Apple has tossed one other crumb to investors wondering when the world will get to see some ‘Made in Cupertino’ GenAI: Expect Apple to disclose what it’s been working on on this buzzy slice of artificial intelligence “later this 12 months”, per CEO Tim Cook.
During an earnings call yesterday, Apple’s chief exec emphasized its ongoing investment in AI, alongside other — as he put it — “groundbreaking innovation”, corresponding to the technologies which underpin Apple’s Vision Pro VR/AR headset, saying: “We proceed to spend an amazing amount of effort and time and we’re excited to share the small print of our ongoing work in that space later this 12 months.”
There was no more steer on when exactly Cupertino will pull back the curtain on its AI efforts. But its annual developer confab, WWDC, typically takes place in June — and will definitely be one date to observe for any big reveals here.
Analysts tuned into the decision were inquisitive about “potential upcoming announcements on AI”, and throughout the Q&A bit of the Q1 2024 results call, Cook tickled the hearth of anticipation slightly more, segueing from enthusing about “enterprise opportunities” for Vision Pro to referencing generative AI directly.
“By way of generative AI, which I might guess is your focus, we now have a number of work happening internally, as I’ve alluded to before,” he said. “Our M.O., when you will, has at all times been to do work after which discuss work and never to get out in front of ourselves. And so we’re going to carry that to this as well. But we’ve got some things that we’re incredibly enthusiastic about, that we’ll be talking about later this 12 months. ”
Apple’s senior leadership team was also asked in regards to the level of investments it’s making in AI, given the size of among the bets being made by other tech firms.

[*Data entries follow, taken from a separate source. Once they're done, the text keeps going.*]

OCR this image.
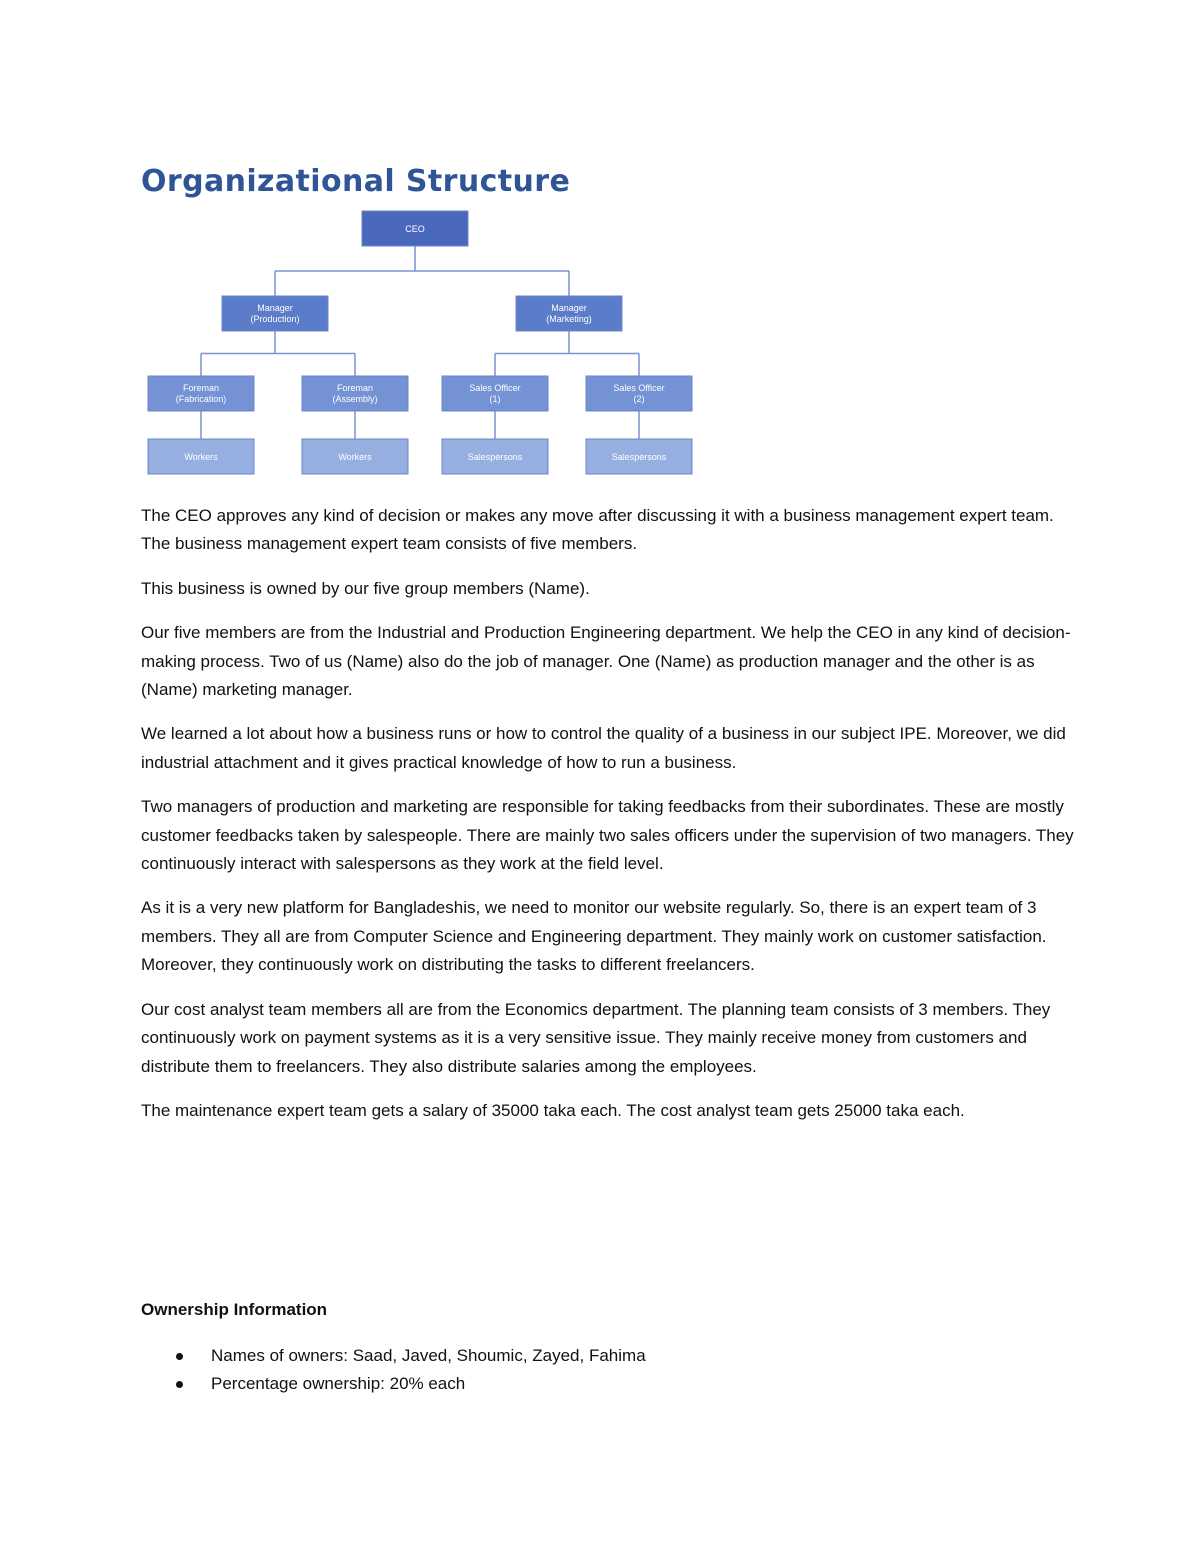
Organizational Structure
CEO
Manager
(Production)
Manager
(Marketing)
Foreman
(Fabrication)
Foreman
(Assembly)
Sales Officer
(1)
Sales Officer
(2)
Workers	Workers	Salespersons	Salespersons

The CEO approves any kind of decision or makes any move after discussing it with a business management expert team. The business management expert team consists of five members.

This business is owned by our five group members (Name).

Our five members are from the Industrial and Production Engineering department. We help the CEO in any kind of decision-making process. Two of us (Name) also do the job of manager. One (Name) as production manager and the other is as (Name) marketing manager.

We learned a lot about how a business runs or how to control the quality of a business in our subject IPE. Moreover, we did industrial attachment and it gives practical knowledge of how to run a business.

Two managers of production and marketing are responsible for taking feedbacks from their subordinates. These are mostly customer feedbacks taken by salespeople. There are mainly two sales officers under the supervision of two managers. They continuously interact with salespersons as they work at the field level.

As it is a very new platform for Bangladeshis, we need to monitor our website regularly. So, there is an expert team of 3 members. They all are from Computer Science and Engineering department. They mainly work on customer satisfaction. Moreover, they continuously work on distributing the tasks to different freelancers.

Our cost analyst team members all are from the Economics department. The planning team consists of 3 members. They continuously work on payment systems as it is a very sensitive issue. They mainly receive money from customers and distribute them to freelancers. They also distribute salaries among the employees.

The maintenance expert team gets a salary of 35000 taka each. The cost analyst team gets 25000 taka each.

Ownership Information
Names of owners: Saad, Javed, Shoumic, Zayed, Fahima
Percentage ownership: 20% each
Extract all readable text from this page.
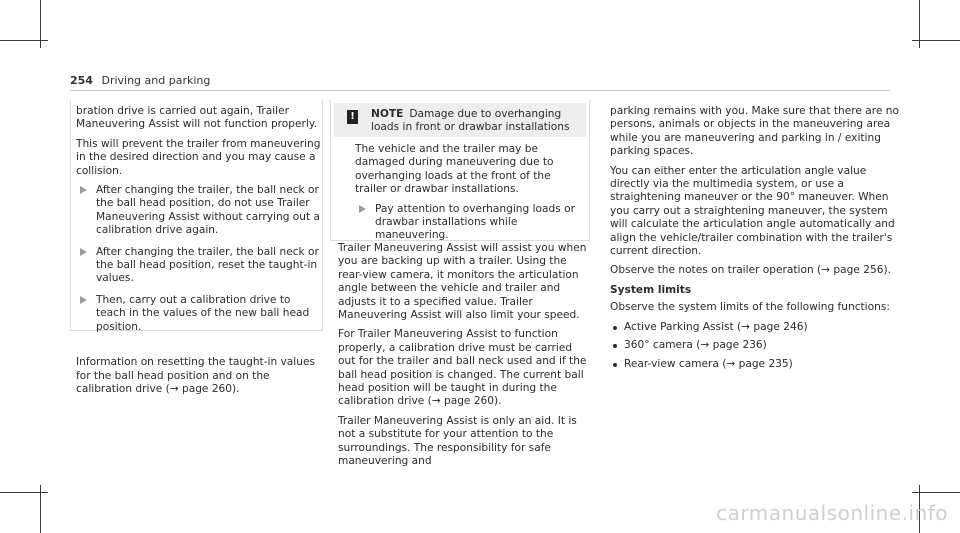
254 Driving and parking

bration drive is carried out again, Trailer Maneuvering Assist will not function properly.

This will prevent the trailer from maneuvering in the desired direction and you may cause a collision.

After changing the trailer, the ball neck or the ball head position, do not use Trailer Maneuvering Assist without carrying out a calibration drive again.
After changing the trailer, the ball neck or the ball head position, reset the taught-in values.
Then, carry out a calibration drive to teach in the values of the new ball head position.

Information on resetting the taught-in values for the ball head position and on the calibration drive (→ page 260).

!	NOTE Damage due to overhanging loads in front or drawbar installations

The vehicle and the trailer may be damaged during maneuvering due to overhanging loads at the front of the trailer or drawbar installations.

Pay attention to overhanging loads or drawbar installations while maneuvering.

Trailer Maneuvering Assist will assist you when you are backing up with a trailer. Using the rear-view camera, it monitors the articulation angle between the vehicle and trailer and adjusts it to a specified value. Trailer Maneuvering Assist will also limit your speed.

For Trailer Maneuvering Assist to function properly, a calibration drive must be carried out for the trailer and ball neck used and if the ball head position is changed. The current ball head position will be taught in during the calibration drive (→ page 260).

Trailer Maneuvering Assist is only an aid. It is not a substitute for your attention to the surroundings. The responsibility for safe maneuvering and

parking remains with you. Make sure that there are no persons, animals or objects in the maneuvering area while you are maneuvering and parking in / exiting parking spaces.

You can either enter the articulation angle value directly via the multimedia system, or use a straightening maneuver or the 90° maneuver. When you carry out a straightening maneuver, the system will calculate the articulation angle automatically and align the vehicle/trailer combination with the trailer's current direction.

Observe the notes on trailer operation (→ page 256).

System limits

Observe the system limits of the following functions:

Active Parking Assist (→ page 246)
360° camera (→ page 236)
Rear-view camera (→ page 235)
carmanualsonline.info
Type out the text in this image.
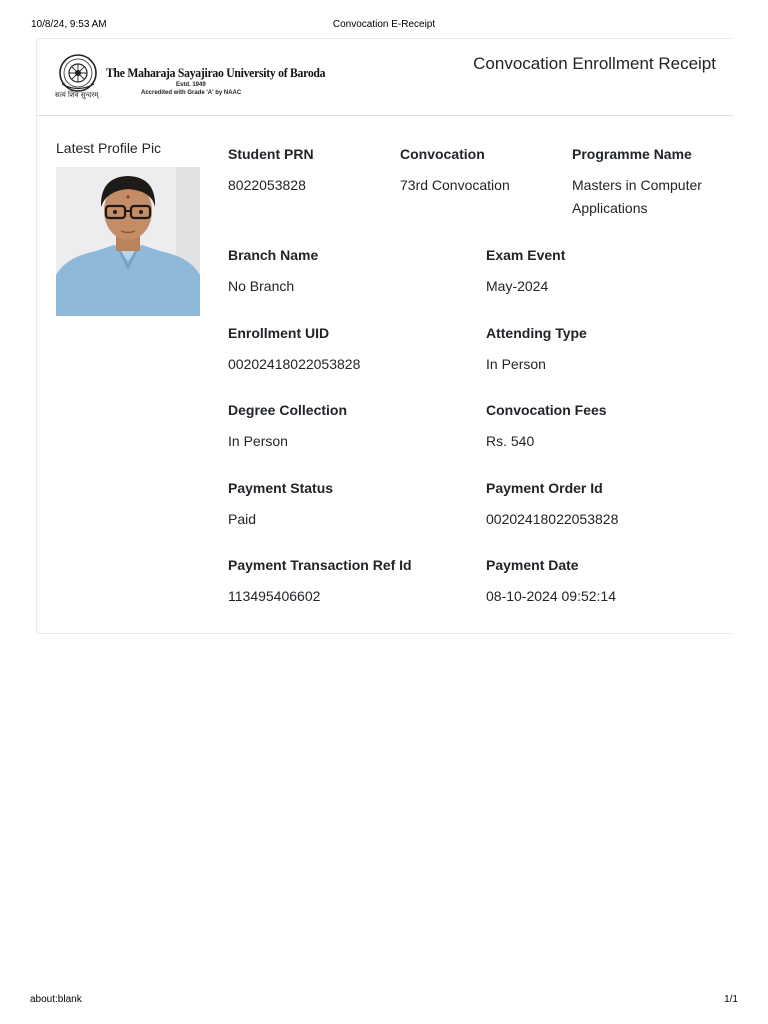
10/8/24, 9:53 AM	Convocation E-Receipt
सत्यं शिवं सुन्दरम्
The Maharaja Sayajirao University of Baroda
Estd. 1949
Accredited with Grade 'A' by NAAC
Convocation Enrollment Receipt
Latest Profile Pic	Student PRN
8022053828
Convocation
73rd Convocation
Programme Name
Masters in Computer Applications
Branch Name
No Branch
Exam Event
May-2024
Enrollment UID
00202418022053828
Attending Type
In Person
Degree Collection
In Person
Convocation Fees
Rs. 540
Payment Status
Paid
Payment Order Id
00202418022053828
Payment Transaction Ref Id
113495406602
Payment Date
08-10-2024 09:52:14
about:blank	1/1
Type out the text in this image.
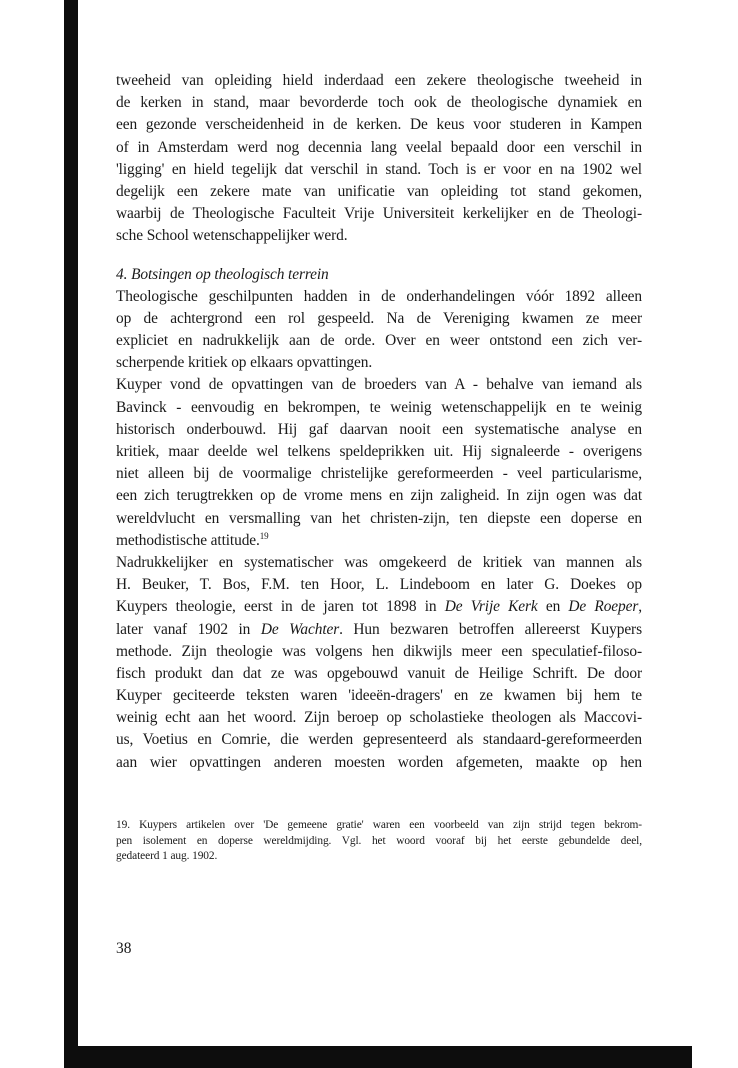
tweeheid van opleiding hield inderdaad een zekere theologische tweeheid in
de kerken in stand, maar bevorderde toch ook de theologische dynamiek en
een gezonde verscheidenheid in de kerken. De keus voor studeren in Kampen
of in Amsterdam werd nog decennia lang veelal bepaald door een verschil in
'ligging' en hield tegelijk dat verschil in stand. Toch is er voor en na 1902 wel
degelijk een zekere mate van unificatie van opleiding tot stand gekomen,
waarbij de Theologische Faculteit Vrije Universiteit kerkelijker en de Theologi-
sche School wetenschappelijker werd.
4. Botsingen op theologisch terrein
Theologische geschilpunten hadden in de onderhandelingen vóór 1892 alleen
op de achtergrond een rol gespeeld. Na de Vereniging kwamen ze meer
expliciet en nadrukkelijk aan de orde. Over en weer ontstond een zich ver-
scherpende kritiek op elkaars opvattingen.
Kuyper vond de opvattingen van de broeders van A - behalve van iemand als
Bavinck - eenvoudig en bekrompen, te weinig wetenschappelijk en te weinig
historisch onderbouwd. Hij gaf daarvan nooit een systematische analyse en
kritiek, maar deelde wel telkens speldeprikken uit. Hij signaleerde - overigens
niet alleen bij de voormalige christelijke gereformeerden - veel particularisme,
een zich terugtrekken op de vrome mens en zijn zaligheid. In zijn ogen was dat
wereldvlucht en versmalling van het christen-zijn, ten diepste een doperse en
methodistische attitude.$^{19}$
Nadrukkelijker en systematischer was omgekeerd de kritiek van mannen als
H. Beuker, T. Bos, F.M. ten Hoor, L. Lindeboom en later G. Doekes op
Kuypers theologie, eerst in de jaren tot 1898 in De Vrije Kerk en De Roeper,
later vanaf 1902 in De Wachter. Hun bezwaren betroffen allereerst Kuypers
methode. Zijn theologie was volgens hen dikwijls meer een speculatief-filoso-
fisch produkt dan dat ze was opgebouwd vanuit de Heilige Schrift. De door
Kuyper geciteerde teksten waren 'ideeën-dragers' en ze kwamen bij hem te
weinig echt aan het woord. Zijn beroep op scholastieke theologen als Maccovi-
us, Voetius en Comrie, die werden gepresenteerd als standaard-gereformeerden
aan wier opvattingen anderen moesten worden afgemeten, maakte op hen
19. Kuypers artikelen over 'De gemeene gratie' waren een voorbeeld van zijn strijd tegen bekrom-
pen isolement en doperse wereldmijding. Vgl. het woord vooraf bij het eerste gebundelde deel,
gedateerd 1 aug. 1902.
38
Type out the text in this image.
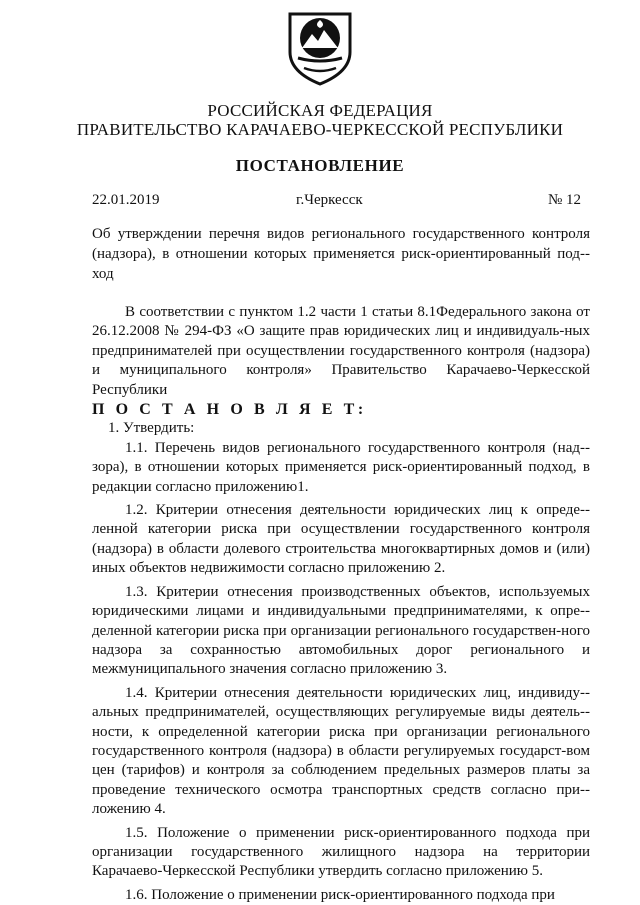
РОССИЙСКАЯ ФЕДЕРАЦИЯ
ПРАВИТЕЛЬСТВО КАРАЧАЕВО-ЧЕРКЕССКОЙ РЕСПУБЛИКИ
ПОСТАНОВЛЕНИЕ
22.01.2019	г.Черкесск	№ 12
Об утверждении перечня видов регионального государственного контроля (надзора), в отношении которых применяется риск-ориентированный под-ход

В соответствии с пунктом 1.2 части 1 статьи 8.1Федерального закона от 26.12.2008 № 294-ФЗ «О защите прав юридических лиц и индивидуаль-ных предпринимателей при осуществлении государственного контроля (надзора) и муниципального контроля» Правительство Карачаево-Черкесской Республики

П О С Т А Н О В Л Я Е Т:

1. Утвердить:

1.1. Перечень видов регионального государственного контроля (над-зора), в отношении которых применяется риск-ориентированный подход, в редакции согласно приложению1.

1.2. Критерии отнесения деятельности юридических лиц к опреде-ленной категории риска при осуществлении государственного контроля (надзора) в области долевого строительства многоквартирных домов и (или) иных объектов недвижимости согласно приложению 2.

1.3. Критерии отнесения производственных объектов, используемых юридическими лицами и индивидуальными предпринимателями, к опре-деленной категории риска при организации регионального государствен-ного надзора за сохранностью автомобильных дорог регионального и межмуниципального значения согласно приложению 3.

1.4. Критерии отнесения деятельности юридических лиц, индивиду-альных предпринимателей, осуществляющих регулируемые виды деятель-ности, к определенной категории риска при организации регионального государственного контроля (надзора) в области регулируемых государст-вом цен (тарифов) и контроля за соблюдением предельных размеров платы за проведение технического осмотра транспортных средств согласно при-ложению 4.

1.5. Положение о применении риск-ориентированного подхода при организации государственного жилищного надзора на территории Карачаево-Черкесской Республики утвердить согласно приложению 5.

1.6. Положение о применении риск-ориентированного подхода при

Chief financial officer Luca Maestri responded briefly and bullishly — but without putting any figures on the extent of spend — to that one. “We’ve at all times said we are going to never under put money into the business. So we’re making all of the investments which might be obligatory throughout our product development, software development services development,” he said. “So we are going to proceed to take a position in every area of the business — and at the suitable level — and we’re very enthusiastic about what’s in store for us for the remaining of the 12 months.”
The iPhone maker also fielded an issue about edge processing and AI throughout the call, with one other analyst asking if it’s “a believer in the sting thesis that AI and processing on smartphones and devices like yours goes to have an enormous role in AI and AI apps and that it’s something you guys can make the most of”.
Cook wasn’t going to be drawn into tossing anything larger than crumbs (to proceed the metaphor) — but he offered, perhaps, the equivalent of a wink toward the substance of the query, affirming: “Let me just say that I feel there’s an enormous opportunity for apple with Gen AI and and AI — without entering into more details and getting out in front of myself.”
Apple’s long-standing positioning of itself as pro-privacy and pro-user presents each a challenge and a chance relating to generative AI which demands vast amounts of (often personal) data to coach AI models within the hunted for drive for utility.
Nevertheless if Apple can offer users GenAI tools that don’t demand users’ data is uploaded to a 3rd party cloud somewhere, with all of the privacy and security risks that may entail, and as a substitute processing to power the tech may be done locally, on device, it could — potentially — carve itself (and its ecosystem) a differentiating area of interest vs the present data-gobbling market leaders in GenAI. (OpenAI, for example, is now facing a charge its AI chatbot, ChatGPT, breaches Europe’s data protection laws in areas corresponding to AI model training.)
In the case of edge AI, performance will in fact be key. But that is Apple — and finessing products, via its own hardware and software development, is its business — so if anyone has each the rational and resources to drag off development of privacy-conscious GenAI it’s going to be Apple.